Both of these initial classifications were deemed to be unsatisfactory.   A trial classification of the Harvey image using a maximum likelihood classifier was assessed to determine the accuracy of classification based on the vegetation and land cover classes   It was evident that the water spectral component was determinant in class separation so it became necessary to eliminate the water bodies from the image to correctly separate vegetation classes.

The mosaic images were then further subset into two areas of interest, water body, and vegetation bounding the water body.   These areas of interest were then subsequently classified again using a maximum likelihood classifier using only the relevant classes.   To improve the classification it was found necessary to classify the initial four, then six subimages separately.   Using the existing class seed polygons and taking into account the subimage  area boundaries, spectral signatures were created for each subimage.

Subsequently, the 121 class seed polygons were split up between the initial four subimages depending on which subimage they were located on.   Some deletions and modifications of the class seed polygons was carried out in an attempt to resolve those which crossed boundaries between the four subimages.   As before, non vegetation classes such as bare ground, urban, turf, water and farmland signatures were included where they occurred.   Goegrup and Harvey West were treated separately and class seed polygons for the vegetation classes for these images were defined after the initial classification processes of the initial four were complete.   Harvey West and Goegrup class seed polygons were determined by air photo interpretation.

As a result, differing subimages had differing classes applied to the classification process.   These class allocations to subimage can be seen in Table 5.

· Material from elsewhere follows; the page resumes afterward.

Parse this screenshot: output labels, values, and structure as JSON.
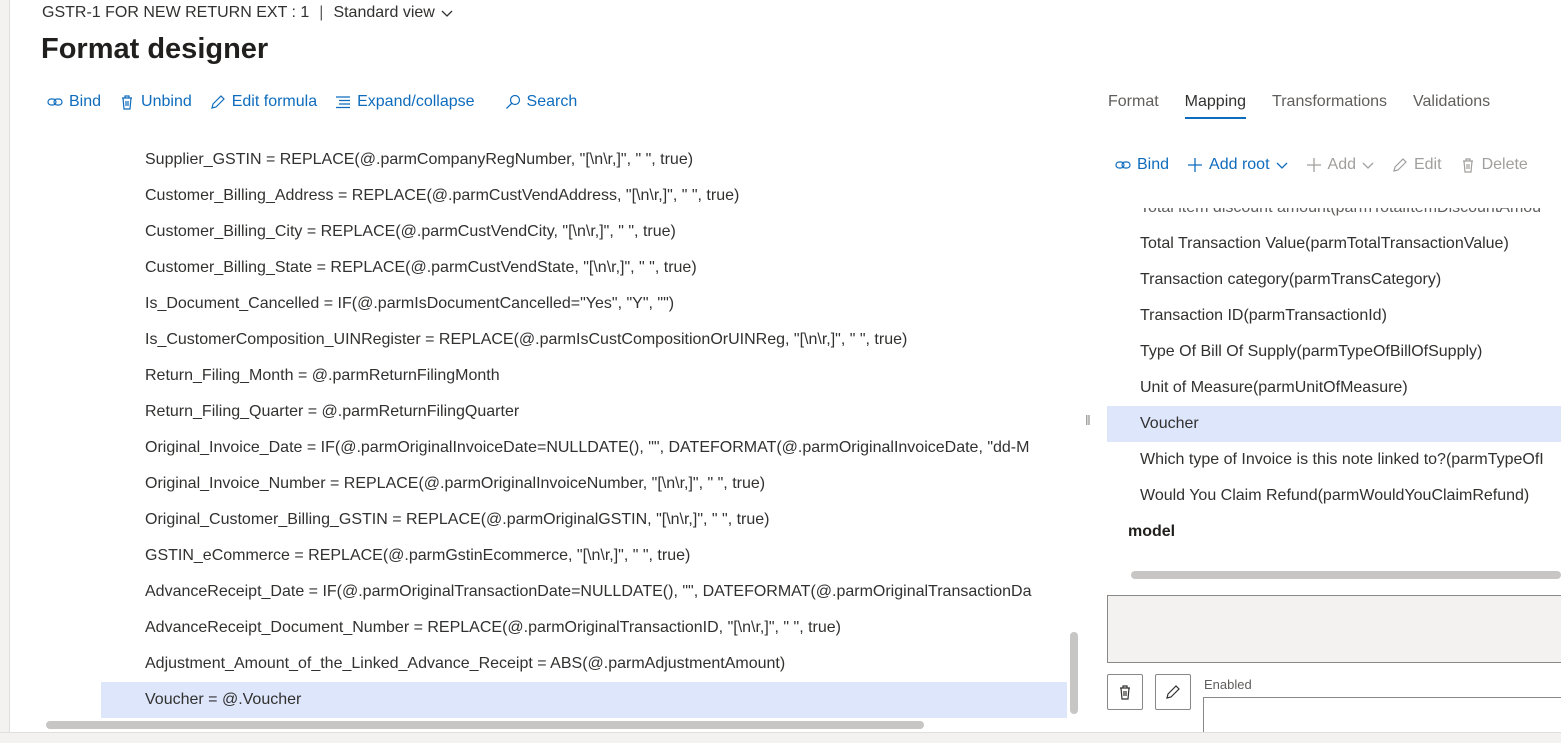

The class seed polygons used to generate the class spectral signatures were constantly revised to improve discrimination between classes.  For instance due to the small ground resolution, Tuart forest class was made up  of a number of discrete classes that actually defined portions of individual tree canopy.  This was due to the differing reflectance associated with a large canopy and the fine spatial resolution of the sensor.  Where Tuart were found in association with other classes such as Marri and Jarrah, particularly where the forest canopy was continuous, it became spectrally inseparable from other classes.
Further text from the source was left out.